Türkiye Görme Engelliler Derneği (TURGET) Muğla Şubesi tarafından 15 Ekim Beyaz Baston Güvenlik ve Bağımsızlık Günü nedeniyle düzenlenen etkinliğe; Dernek Başkanı Metin Polat, dernek yöneticileri, Büyükşehir Belediyesine ait engelli araçlarıyla Milas'tan ve Fethiye'den katılan dernek üyesi görme engelliler, Köyceğiz SHM Müdürü Abdullah Gümüş, Ortaca Belediye Başkan Yardımcısı Ferruh Atabey, Ortaca AK Parti Kadın Kolları Başkanı Emel Atabey, Av. Naciye Nazan Güler, önceki dönem Zafer Partisi Ortaca İlçe Başkanı Ahmet Çömen ve önceki dönem Zafer Partisi Muğla İl Başkanı Kübra Bilginer katıldı.

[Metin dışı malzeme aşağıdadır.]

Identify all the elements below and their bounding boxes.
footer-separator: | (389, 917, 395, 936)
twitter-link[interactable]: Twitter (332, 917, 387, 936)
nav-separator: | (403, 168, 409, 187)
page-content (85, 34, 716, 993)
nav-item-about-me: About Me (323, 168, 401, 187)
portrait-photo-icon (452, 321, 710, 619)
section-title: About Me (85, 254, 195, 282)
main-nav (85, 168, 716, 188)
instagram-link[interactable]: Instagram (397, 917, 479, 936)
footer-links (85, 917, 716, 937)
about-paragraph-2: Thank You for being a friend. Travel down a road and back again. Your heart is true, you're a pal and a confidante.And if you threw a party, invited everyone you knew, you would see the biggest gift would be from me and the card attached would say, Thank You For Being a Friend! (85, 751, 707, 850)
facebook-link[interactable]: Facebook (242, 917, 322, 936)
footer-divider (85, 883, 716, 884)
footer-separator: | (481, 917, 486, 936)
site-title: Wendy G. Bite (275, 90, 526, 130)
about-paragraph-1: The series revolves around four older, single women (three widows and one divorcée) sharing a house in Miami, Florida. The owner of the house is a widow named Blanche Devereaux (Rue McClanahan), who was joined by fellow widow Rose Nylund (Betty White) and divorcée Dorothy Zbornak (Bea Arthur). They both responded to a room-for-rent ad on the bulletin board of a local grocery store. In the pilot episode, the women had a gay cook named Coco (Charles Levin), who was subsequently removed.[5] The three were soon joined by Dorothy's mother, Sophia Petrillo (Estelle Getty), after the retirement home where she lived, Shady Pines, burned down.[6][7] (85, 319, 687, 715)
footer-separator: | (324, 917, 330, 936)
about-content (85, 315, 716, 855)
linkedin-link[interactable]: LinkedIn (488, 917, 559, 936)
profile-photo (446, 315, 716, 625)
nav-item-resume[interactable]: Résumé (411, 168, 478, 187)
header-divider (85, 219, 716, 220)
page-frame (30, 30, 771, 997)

Günün anlam ve önemine binaen kısa bir açıklama yapan TURGET Muğla Şube Sekreteri Mehmet Özdemir, 15 Ekim'in önemini şöyle açıkladı:
“Beyaz Bastonu nasıl tanımlarsınız? diye sorulsaydı şayet; bizler de içinde, güvenlik ve bağımsızlık kelimelerinin geçtiği cümleler kurardık. Anlamı ve önemi itibariyle; şüphesiz ki beyaz baston, görme engelli bireyin en önemli aracıdır. Peki, bu anlam ve önemi; topluma, görme engelli toplumuna, yeterince anlatabiliyor muyuz? Maalesef ki hayır! Çünkü henüz ulaşamadığımız veya ulaşmamızın istenmediği birçok görme engelli dostumuz var evlerinden çıkamayan. Eğitim almış, bir meslek sahibi olmuş ve toplumsal entegrasyonunu gerçekleştirebilmiş görme engelli grubu o kadar azınlıktadır ki görme engellilerin eğitiminde henüz %30'ların üzerine bile çıkabilmiş değiliz. Asla gerçek sayılara ulaşamıyoruz, asla görme engelli arkadaşlarımızla ilgili bilgi edinemiyoruz. Devlet kurumları, sivil toplum örgütleriyle işbirliğine maalesef yeterli düzeyde önem vermiyor ve bu ilişkilere sıcak bakmıyor. Günü kurtaran, yüzeysel ve oportünist bir bakış ve anlayış açısından kaynaklı bu; sadece görme engellilerin değil tüm engel gruplarının hayatında yıkıma sebep oluyor.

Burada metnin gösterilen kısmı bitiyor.